From the Bishops Renewal in our values -restarting from Christ

Renewal in our values – restarting from Christ

This title is taken from the Mexico City Family Congress in 2008. Throughout history, whenever Christianity was renewed, it happened through people ready to restart from Christ, i.e. to convert. Pope Benedict says that salvation is not something to deserve, but a gift to be accepted. Conversion means: realizing, accepting, and answering God’s love, which precedes our love (1 Jn  4:10) – just as marriage is about realizing, accepting, and answering the spouse’s love, which precedes one’s own. The renewal of marriage and any human relationship depends on whether we dare to take the first step towards the other person. In a speech, Pope Benedict says that we often grow a bark of indifference, exhaustion etc. around our hearts. What is it that hinders me from accepting God’s love or my spouse’s love? Renewal is possible only through conversion, by “searching first for the Kingdom of God,” which means accepting His reign, His will, His love.
We must rediscover our values of the biblical image of man, the sacrament of marriage and the domestic church.

Rediscovering the biblical image of man
We are made in God’s image, which means our existence originates from God who is love, and arrives to God who is love. Our whole life must also be love: this is the logic of Creation. Conforming to the logic of Creation is a meaningful life, whereas defying it – as individualistic ideologies do – is destruction.

Pope John Paul II said, “the fact that man was created in God’s image also means that man is the target of God’s love, created exclusively for himself. The spouse and the children must be just the targets of one’s love, instead of being persons used for aims like making one happy. Our deepest desire is to be loved just because we exist, not because of what we produce. It goes back to infancy: babies produce nothing, yet others take delight in them just because they exist.
Rediscovering the sacrament of marriage
Marriage is a lot more than a church wedding, but it wants to be like a constant church wedding in that it is the constant making of a covenant. There are three concepts to be discerned: the institution of marriage, the sacrament of marriage, and the family.

The sacrament of marriage is built upon the natural institution of marriage, which is the human relationship between the spouses. Pope John Paul II says that the basis and the aim of the family is marriage. Natural marriage is nourished by communication between the spouses. They need to take time to listen to and share with one another. I often quote Fr. Gabriel Calvo who uttered this very important sentence in Prague, ”Love that is not communicated does not exist”. This is the natural basis of marriage. Nothing, neither the family  nor even prayer, can substitute for this time and communication between the spouses.

Communication (communicatio) brings about the communion (communio) of the spouses, which in turn brings about the family community (communitas), the basis of healthy society (societas).

A speaker in Valencia said quite radically that if a marriage is not open towards love and life, they cannot pass on faith because they are closed towards God, who is love and life.

The supernatural is built upon the natural. Let us rediscover the sacrament of marriage, but without forgetting its natural basis, which is the institution of marriage. If a marriage is good and stable, the family will be good.
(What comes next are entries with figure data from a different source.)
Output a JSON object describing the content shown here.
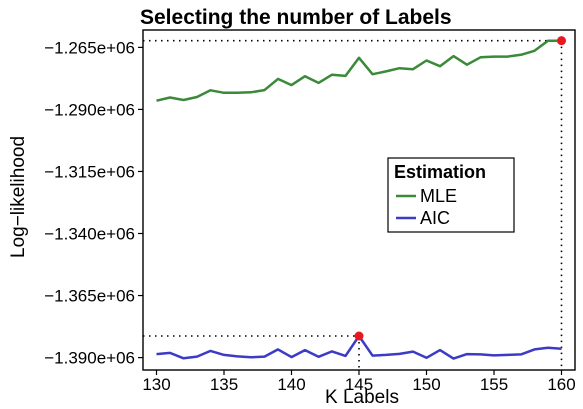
{
  "chart_data": {
    "type": "line",
    "title": "Selecting the number of Labels",
    "xlabel": "K Labels",
    "ylabel": "Log−likelihood",
    "xlim": [
      129,
      161
    ],
    "ylim": [
      -1395000,
      -1258000
    ],
    "xticks": [
      130,
      135,
      140,
      145,
      150,
      155,
      160
    ],
    "xtick_labels": [
      "130",
      "135",
      "140",
      "145",
      "150",
      "155",
      "160"
    ],
    "yticks": [
      -1265000,
      -1290000,
      -1315000,
      -1340000,
      -1365000,
      -1390000
    ],
    "ytick_labels": [
      "−1.265e+06",
      "−1.290e+06",
      "−1.315e+06",
      "−1.340e+06",
      "−1.365e+06",
      "−1.390e+06"
    ],
    "grid": false,
    "legend": {
      "title": "Estimation",
      "position": "center-right",
      "entries": [
        "MLE",
        "AIC"
      ]
    },
    "x": [
      130,
      131,
      132,
      133,
      134,
      135,
      136,
      137,
      138,
      139,
      140,
      141,
      142,
      143,
      144,
      145,
      146,
      147,
      148,
      149,
      150,
      151,
      152,
      153,
      154,
      155,
      156,
      157,
      158,
      159,
      160
    ],
    "series": [
      {
        "name": "MLE",
        "color": "#3a8a3a",
        "values": [
          -1286500,
          -1285200,
          -1286200,
          -1285000,
          -1282300,
          -1283300,
          -1283300,
          -1283100,
          -1282200,
          -1277700,
          -1280200,
          -1276600,
          -1279300,
          -1276000,
          -1276500,
          -1269200,
          -1275800,
          -1274700,
          -1273400,
          -1273800,
          -1270300,
          -1272600,
          -1268500,
          -1272000,
          -1269000,
          -1268700,
          -1268700,
          -1268000,
          -1266400,
          -1262300,
          -1262300
        ]
      },
      {
        "name": "AIC",
        "color": "#3b3bc6",
        "values": [
          -1388600,
          -1388100,
          -1390300,
          -1389600,
          -1387300,
          -1388900,
          -1389500,
          -1389900,
          -1389600,
          -1386700,
          -1389800,
          -1387000,
          -1389700,
          -1387500,
          -1389300,
          -1381300,
          -1389200,
          -1388900,
          -1388500,
          -1387600,
          -1390100,
          -1387000,
          -1390400,
          -1388600,
          -1388700,
          -1389100,
          -1388900,
          -1388700,
          -1386700,
          -1386000,
          -1386400
        ]
      }
    ],
    "highlights": [
      {
        "series": "MLE",
        "x": 160,
        "y": -1262300,
        "color": "#e8181e"
      },
      {
        "series": "AIC",
        "x": 145,
        "y": -1381300,
        "color": "#e8181e"
      }
    ]
  }
}
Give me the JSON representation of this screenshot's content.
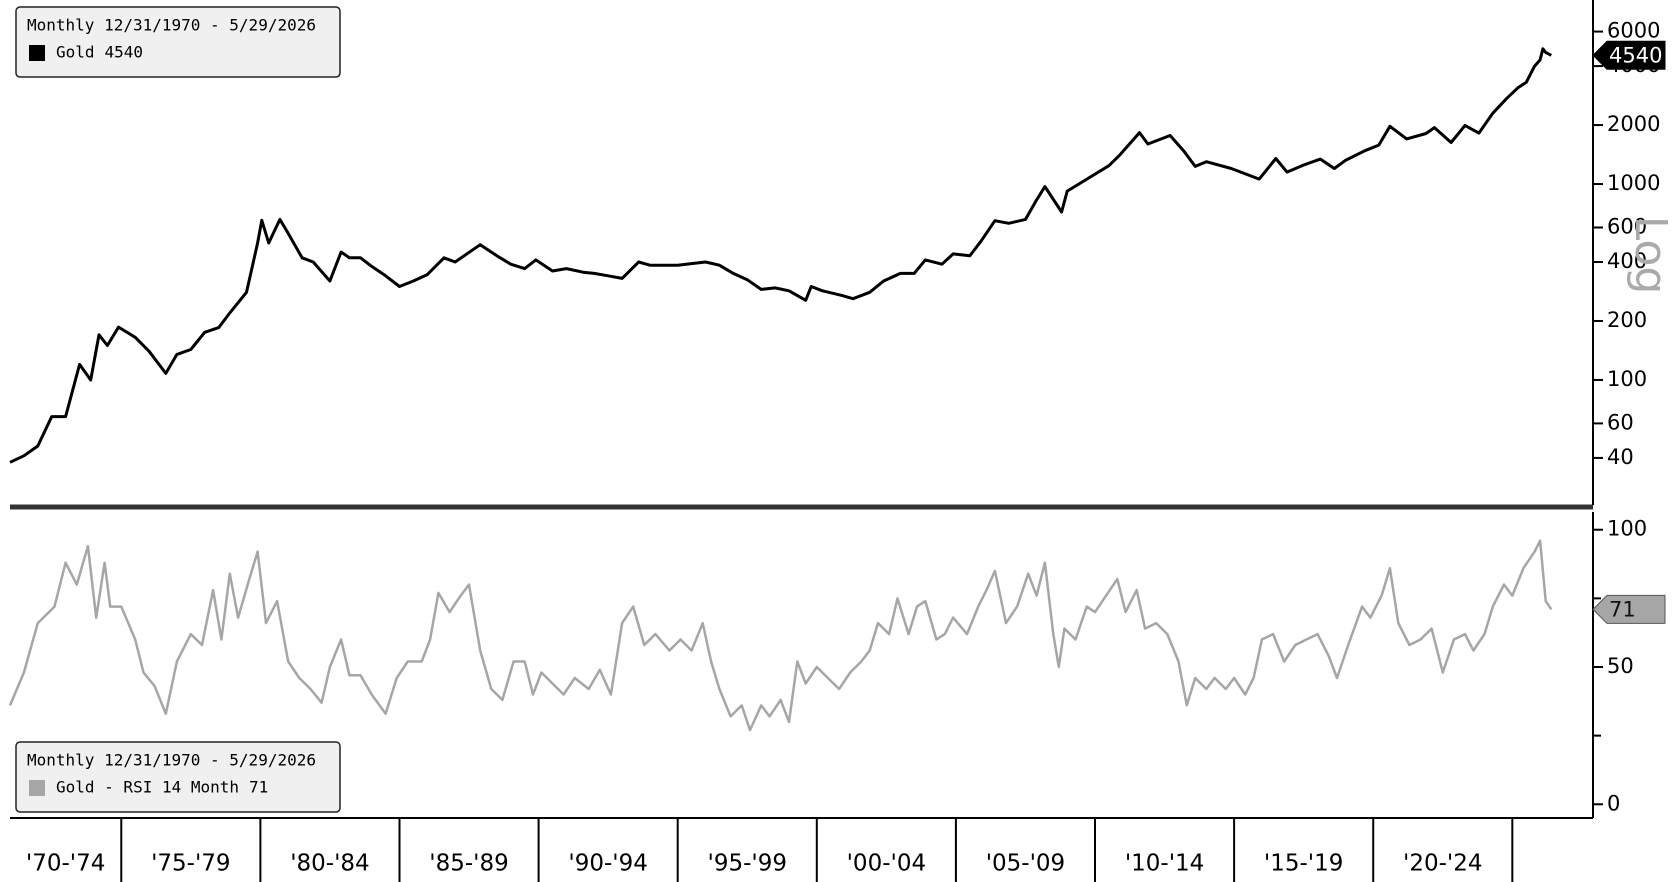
{
  "chart_data": [
    {
      "type": "line",
      "legend_title": "Monthly 12/31/1970 - 5/29/2026",
      "log": true,
      "scale_label": "Log",
      "xlim": [
        1971,
        2027.9
      ],
      "ylim": [
        23,
        8200
      ],
      "yticks": [
        40,
        60,
        100,
        200,
        400,
        600,
        1000,
        2000,
        4000,
        6000
      ],
      "x": [
        1971.0,
        1971.5,
        1972.0,
        1972.5,
        1973.0,
        1973.5,
        1973.9,
        1974.2,
        1974.5,
        1974.9,
        1975.5,
        1976.0,
        1976.6,
        1977.0,
        1977.5,
        1978.0,
        1978.5,
        1978.9,
        1979.5,
        1979.9,
        1980.05,
        1980.3,
        1980.7,
        1981.0,
        1981.5,
        1981.9,
        1982.5,
        1982.9,
        1983.2,
        1983.6,
        1984.0,
        1984.5,
        1985.0,
        1985.5,
        1986.0,
        1986.6,
        1987.0,
        1987.9,
        1988.5,
        1989.0,
        1989.5,
        1989.9,
        1990.5,
        1991.0,
        1991.6,
        1992.0,
        1992.5,
        1993.0,
        1993.6,
        1994.0,
        1995.0,
        1996.0,
        1996.5,
        1997.0,
        1997.5,
        1998.0,
        1998.5,
        1999.0,
        1999.6,
        1999.8,
        2000.2,
        2000.9,
        2001.3,
        2001.9,
        2002.4,
        2003.0,
        2003.5,
        2003.9,
        2004.5,
        2004.9,
        2005.5,
        2005.9,
        2006.4,
        2006.9,
        2007.5,
        2007.9,
        2008.2,
        2008.8,
        2009.0,
        2009.9,
        2010.5,
        2010.9,
        2011.6,
        2011.9,
        2012.7,
        2013.2,
        2013.6,
        2014.0,
        2014.9,
        2015.9,
        2016.5,
        2016.9,
        2017.5,
        2018.1,
        2018.6,
        2019.0,
        2019.7,
        2020.2,
        2020.6,
        2021.2,
        2021.9,
        2022.2,
        2022.8,
        2023.3,
        2023.8,
        2024.3,
        2024.8,
        2025.2,
        2025.5,
        2025.8,
        2026.0,
        2026.1,
        2026.2,
        2026.4
      ],
      "series": [
        {
          "name": "Gold",
          "color": "#000000",
          "values": [
            38,
            41,
            46,
            65,
            65,
            120,
            100,
            170,
            150,
            186,
            165,
            140,
            108,
            135,
            143,
            175,
            185,
            220,
            280,
            500,
            653,
            500,
            660,
            560,
            420,
            400,
            320,
            450,
            420,
            420,
            380,
            340,
            300,
            320,
            345,
            420,
            400,
            490,
            430,
            390,
            370,
            410,
            360,
            370,
            355,
            350,
            340,
            330,
            400,
            385,
            385,
            400,
            385,
            350,
            325,
            290,
            295,
            285,
            255,
            300,
            285,
            270,
            260,
            280,
            320,
            350,
            350,
            410,
            390,
            440,
            430,
            510,
            650,
            630,
            660,
            830,
            970,
            720,
            920,
            1100,
            1240,
            1410,
            1830,
            1600,
            1770,
            1470,
            1230,
            1300,
            1200,
            1060,
            1350,
            1150,
            1250,
            1340,
            1200,
            1320,
            1480,
            1580,
            1970,
            1700,
            1810,
            1940,
            1630,
            1990,
            1820,
            2300,
            2740,
            3100,
            3300,
            4000,
            4300,
            4900,
            4700,
            4540
          ]
        }
      ]
    },
    {
      "type": "line",
      "legend_title": "Monthly 12/31/1970 - 5/29/2026",
      "xlim": [
        1971,
        2027.9
      ],
      "xticks": [
        1975,
        1980,
        1985,
        1990,
        1995,
        2000,
        2005,
        2010,
        2015,
        2020,
        2025
      ],
      "x_band_labels": [
        "'70-'74",
        "'75-'79",
        "'80-'84",
        "'85-'89",
        "'90-'94",
        "'95-'99",
        "'00-'04",
        "'05-'09",
        "'10-'14",
        "'15-'19",
        "'20-'24"
      ],
      "ylim": [
        -5,
        105
      ],
      "yticks": [
        0,
        50,
        100
      ],
      "minor_yticks": [
        25,
        75
      ],
      "x": [
        1971.0,
        1971.5,
        1972.0,
        1972.6,
        1973.0,
        1973.4,
        1973.8,
        1974.1,
        1974.4,
        1974.6,
        1975.0,
        1975.5,
        1975.8,
        1976.2,
        1976.6,
        1977.0,
        1977.5,
        1977.9,
        1978.3,
        1978.6,
        1978.9,
        1979.2,
        1979.6,
        1979.9,
        1980.2,
        1980.6,
        1981.0,
        1981.4,
        1981.8,
        1982.2,
        1982.5,
        1982.9,
        1983.2,
        1983.6,
        1984.0,
        1984.5,
        1984.9,
        1985.3,
        1985.8,
        1986.1,
        1986.4,
        1986.8,
        1987.2,
        1987.5,
        1987.9,
        1988.3,
        1988.7,
        1989.1,
        1989.5,
        1989.8,
        1990.1,
        1990.5,
        1990.9,
        1991.3,
        1991.8,
        1992.2,
        1992.6,
        1993.0,
        1993.4,
        1993.8,
        1994.2,
        1994.7,
        1995.1,
        1995.5,
        1995.9,
        1996.2,
        1996.5,
        1996.9,
        1997.3,
        1997.6,
        1998.0,
        1998.3,
        1998.7,
        1999.0,
        1999.3,
        1999.6,
        2000.0,
        2000.4,
        2000.8,
        2001.2,
        2001.6,
        2001.9,
        2002.2,
        2002.6,
        2002.9,
        2003.3,
        2003.6,
        2003.9,
        2004.3,
        2004.6,
        2004.9,
        2005.4,
        2005.8,
        2006.1,
        2006.4,
        2006.8,
        2007.2,
        2007.6,
        2007.9,
        2008.2,
        2008.5,
        2008.7,
        2008.9,
        2009.3,
        2009.7,
        2010.0,
        2010.4,
        2010.8,
        2011.1,
        2011.5,
        2011.8,
        2012.2,
        2012.6,
        2013.0,
        2013.3,
        2013.6,
        2014.0,
        2014.3,
        2014.7,
        2015.0,
        2015.4,
        2015.7,
        2016.0,
        2016.4,
        2016.8,
        2017.2,
        2017.6,
        2018.0,
        2018.4,
        2018.7,
        2019.1,
        2019.6,
        2019.9,
        2020.3,
        2020.6,
        2020.9,
        2021.3,
        2021.7,
        2022.1,
        2022.5,
        2022.9,
        2023.3,
        2023.6,
        2024.0,
        2024.3,
        2024.7,
        2025.0,
        2025.4,
        2025.8,
        2026.0,
        2026.2,
        2026.4
      ],
      "series": [
        {
          "name": "Gold - RSI 14 Month",
          "color": "#a6a6a6",
          "values": [
            36,
            48,
            66,
            72,
            88,
            80,
            94,
            68,
            88,
            72,
            72,
            60,
            48,
            43,
            33,
            52,
            62,
            58,
            78,
            60,
            84,
            68,
            82,
            92,
            66,
            74,
            52,
            46,
            42,
            37,
            50,
            60,
            47,
            47,
            40,
            33,
            46,
            52,
            52,
            60,
            77,
            70,
            76,
            80,
            56,
            42,
            38,
            52,
            52,
            40,
            48,
            44,
            40,
            46,
            42,
            49,
            40,
            66,
            72,
            58,
            62,
            56,
            60,
            56,
            66,
            52,
            42,
            32,
            36,
            27,
            36,
            32,
            38,
            30,
            52,
            44,
            50,
            46,
            42,
            48,
            52,
            56,
            66,
            62,
            75,
            62,
            72,
            74,
            60,
            62,
            68,
            62,
            72,
            78,
            85,
            66,
            72,
            84,
            76,
            88,
            62,
            50,
            64,
            60,
            72,
            70,
            76,
            82,
            70,
            78,
            64,
            66,
            62,
            52,
            36,
            46,
            42,
            46,
            42,
            46,
            40,
            46,
            60,
            62,
            52,
            58,
            60,
            62,
            54,
            46,
            58,
            72,
            68,
            76,
            86,
            66,
            58,
            60,
            64,
            48,
            60,
            62,
            56,
            62,
            72,
            80,
            76,
            86,
            92,
            96,
            74,
            71
          ]
        }
      ]
    }
  ]
}
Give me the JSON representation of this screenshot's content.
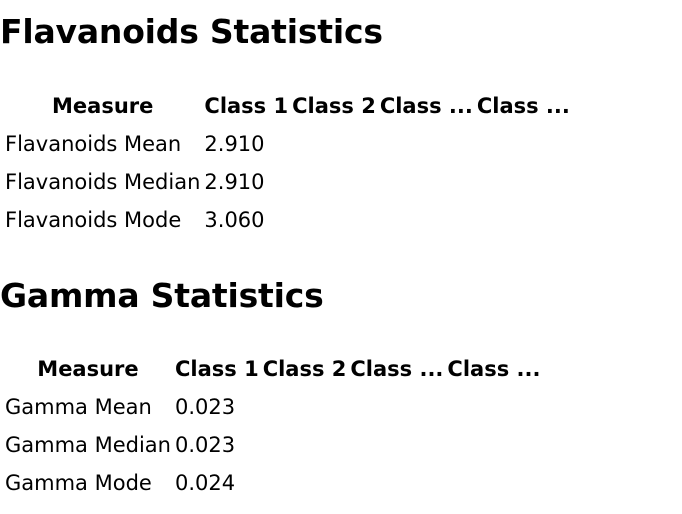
{
  "sections": [
    {
      "title": "Flavanoids Statistics",
      "columns": [
        "Measure",
        "Class 1",
        "Class 2",
        "Class ...",
        "Class ..."
      ],
      "rows": [
        [
          "Flavanoids Mean",
          "2.910"
        ],
        [
          "Flavanoids Median",
          "2.910"
        ],
        [
          "Flavanoids Mode",
          "3.060"
        ]
      ]
    },
    {
      "title": "Gamma Statistics",
      "columns": [
        "Measure",
        "Class 1",
        "Class 2",
        "Class ...",
        "Class ..."
      ],
      "rows": [
        [
          "Gamma Mean",
          "0.023"
        ],
        [
          "Gamma Median",
          "0.023"
        ],
        [
          "Gamma Mode",
          "0.024"
        ]
      ]
    }
  ]
}
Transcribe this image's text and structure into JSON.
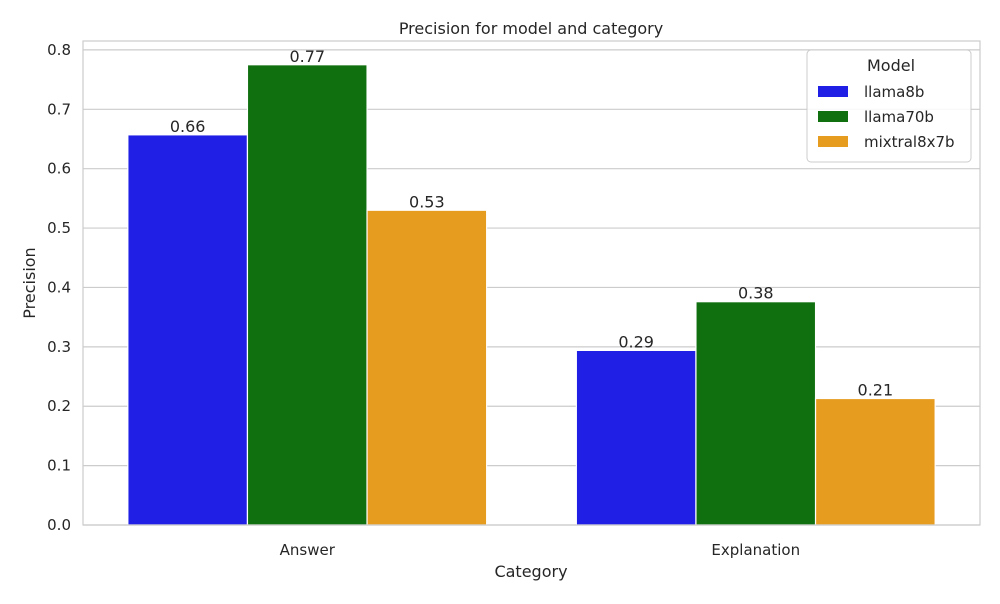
{
  "chart_data": {
    "type": "bar",
    "title": "Precision for model and category",
    "xlabel": "Category",
    "ylabel": "Precision",
    "categories": [
      "Answer",
      "Explanation"
    ],
    "series": [
      {
        "name": "llama8b",
        "color": "#1f1fe6",
        "values": [
          0.657,
          0.294
        ],
        "labels": [
          "0.66",
          "0.29"
        ]
      },
      {
        "name": "llama70b",
        "color": "#107010",
        "values": [
          0.775,
          0.376
        ],
        "labels": [
          "0.77",
          "0.38"
        ]
      },
      {
        "name": "mixtral8x7b",
        "color": "#e69c1f",
        "values": [
          0.53,
          0.213
        ],
        "labels": [
          "0.53",
          "0.21"
        ]
      }
    ],
    "ylim": [
      0,
      0.815
    ],
    "yticks": [
      "0.0",
      "0.1",
      "0.2",
      "0.3",
      "0.4",
      "0.5",
      "0.6",
      "0.7",
      "0.8"
    ],
    "grid": true,
    "legend": {
      "title": "Model",
      "position": "top-right"
    }
  }
}
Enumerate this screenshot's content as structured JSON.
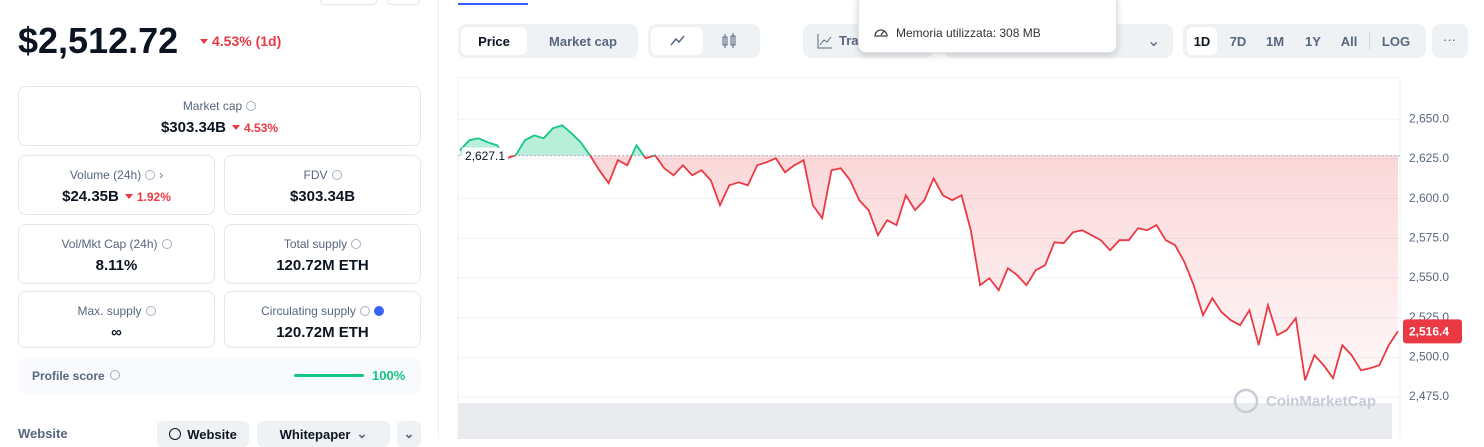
{
  "header": {
    "price": "$2,512.72",
    "change": "4.53% (1d)"
  },
  "stats": {
    "market_cap": {
      "label": "Market cap",
      "value": "$303.34B",
      "change": "4.53%"
    },
    "volume": {
      "label": "Volume (24h)",
      "value": "$24.35B",
      "change": "1.92%"
    },
    "fdv": {
      "label": "FDV",
      "value": "$303.34B"
    },
    "vol_mkt": {
      "label": "Vol/Mkt Cap (24h)",
      "value": "8.11%"
    },
    "total_supply": {
      "label": "Total supply",
      "value": "120.72M ETH"
    },
    "max_supply": {
      "label": "Max. supply",
      "value": "∞"
    },
    "circulating": {
      "label": "Circulating supply",
      "value": "120.72M ETH"
    }
  },
  "profile": {
    "label": "Profile score",
    "value": "100%"
  },
  "links": {
    "label": "Website",
    "buttons": [
      "Website",
      "Whitepaper"
    ]
  },
  "toolbar": {
    "tabs": [
      "Price",
      "Market cap"
    ],
    "trading": "Tra",
    "ranges": [
      "1D",
      "7D",
      "1M",
      "1Y",
      "All",
      "LOG"
    ],
    "more": "···"
  },
  "tooltip": "Memoria utilizzata: 308 MB",
  "price_chart": {
    "type": "line",
    "values": [
      2630.5,
      2636.8,
      2638.0,
      2635.5,
      2633.6,
      2625.4,
      2627.3,
      2636.8,
      2639.9,
      2638.0,
      2644.3,
      2646.2,
      2641.2,
      2635.5,
      2627.3,
      2617.9,
      2609.7,
      2624.2,
      2621.0,
      2633.6,
      2625.4,
      2627.3,
      2619.1,
      2614.7,
      2621.0,
      2614.7,
      2617.9,
      2611.6,
      2595.8,
      2608.4,
      2610.3,
      2608.4,
      2621.0,
      2622.9,
      2625.4,
      2616.6,
      2621.0,
      2624.2,
      2595.8,
      2587.7,
      2617.9,
      2619.1,
      2611.6,
      2599.0,
      2592.7,
      2577.0,
      2586.4,
      2583.3,
      2602.1,
      2592.7,
      2599.0,
      2612.8,
      2602.1,
      2599.0,
      2602.1,
      2580.1,
      2545.5,
      2549.9,
      2542.3,
      2556.2,
      2551.8,
      2545.5,
      2554.9,
      2558.1,
      2572.5,
      2571.9,
      2578.8,
      2580.1,
      2577.0,
      2573.8,
      2567.5,
      2573.8,
      2573.8,
      2581.4,
      2580.1,
      2583.3,
      2573.8,
      2570.7,
      2560.0,
      2545.5,
      2526.6,
      2537.3,
      2528.5,
      2523.4,
      2520.3,
      2529.7,
      2507.7,
      2532.9,
      2514.0,
      2517.1,
      2524.7,
      2485.6,
      2501.4,
      2495.1,
      2486.9,
      2507.7,
      2501.4,
      2491.9,
      2493.2,
      2495.1,
      2507.7,
      2516.4
    ],
    "ylim": [
      2470,
      2676
    ],
    "yticks": [
      {
        "value": 2475,
        "label": "2,475.0"
      },
      {
        "value": 2500,
        "label": "2,500.0"
      },
      {
        "value": 2525,
        "label": "2,525.0"
      },
      {
        "value": 2550,
        "label": "2,550.0"
      },
      {
        "value": 2575,
        "label": "2,575.0"
      },
      {
        "value": 2600,
        "label": "2,600.0"
      },
      {
        "value": 2625,
        "label": "2,625.0"
      },
      {
        "value": 2650,
        "label": "2,650.0"
      }
    ],
    "grid": true,
    "reference": {
      "value": 2627.1,
      "label": "2,627.1"
    },
    "last_price_label": "2,516.4",
    "watermark": "CoinMarketCap",
    "up_color": "#16c784",
    "down_color": "#ea3943"
  }
}
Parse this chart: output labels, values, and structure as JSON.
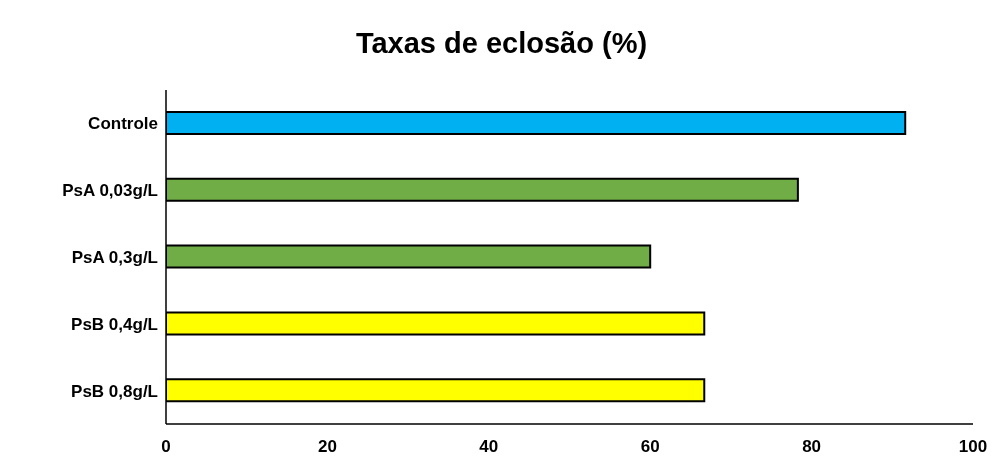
{
  "chart_data": {
    "type": "bar",
    "orientation": "horizontal",
    "title": "Taxas de eclosão (%)",
    "categories": [
      "Controle",
      "PsA 0,03g/L",
      "PsA 0,3g/L",
      "PsB 0,4g/L",
      "PsB 0,8g/L"
    ],
    "values": [
      91.6,
      78.3,
      60.0,
      66.7,
      66.7
    ],
    "colors": [
      "#00b0f0",
      "#70ad47",
      "#70ad47",
      "#ffff00",
      "#ffff00"
    ],
    "xlim": [
      0,
      100
    ],
    "xticks": [
      0,
      20,
      40,
      60,
      80,
      100
    ],
    "grid": false
  }
}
If, however, the family is an escape route for the spouses, they will not be witnesses of the sacrament of marriage.   

Rediscovering the domestic Church
I like St Clement’s basilica in Rome. Below today’s basilica there are two underground layers of buildings. The one at the lowest level is thought to be the house of Clement’s family. Just opposite this house, across a small street, there was a Mithras shrine where the believers of Mithras gathered. Christians met in the house of Clement’s family. As time passed, the Christians grew in numbers, the soil rose up to the level of the house, and first a small basilica, then today’s large basilica was built above the house, while the Mithras shrine remained below the ground. This is the domestic Church, which grew and has remained on the surface. The Church evolved from the domestic Church, and so will the Church of the future. That is why both Pope John Paul II and Pope Benedict XVI have stressed that the family has a priority in the Church (unlike in today’s society, which marginalizes the family)

The basic features of the domestic Church (like those of the Church itself) are: koinonia (community), liturgia (liturgy), diakonia (service) and kerygma (witnessing).

In order for a family to become koinonia (community), they must give time to each other. Saint-Exupery said,” It is the time you have given your rose that makes her so valuable. Today we live in what the Germans call a "Kühlschrankgesellschaft", a refrigerator society (”The food is in the fridge”) – whereas we should work to create places and opportunities for communication.

Liturgy in the family is also very important. Many old rituals have not survived. We should revive the traditions in the style of our own age: birthdays and anniversaries, Christmas, Easter, Advent, etc. must have rituals in families.

Diakonia (service) within the family calls on families to be communities where members, including the children, serve one another.

Kerygma (witnessing) asks us to be aware of God’s love towards us and to share and talk about it in the family. Failing to share our experience of God’s love within the family is a fault by which we make each other poorer.

I often think that we are sitting on a big treasure box without ever opening it, although our ancestors said there was huge value inside. Sacramental marriage is not a treasure box but a treasure mine: let us rediscover it!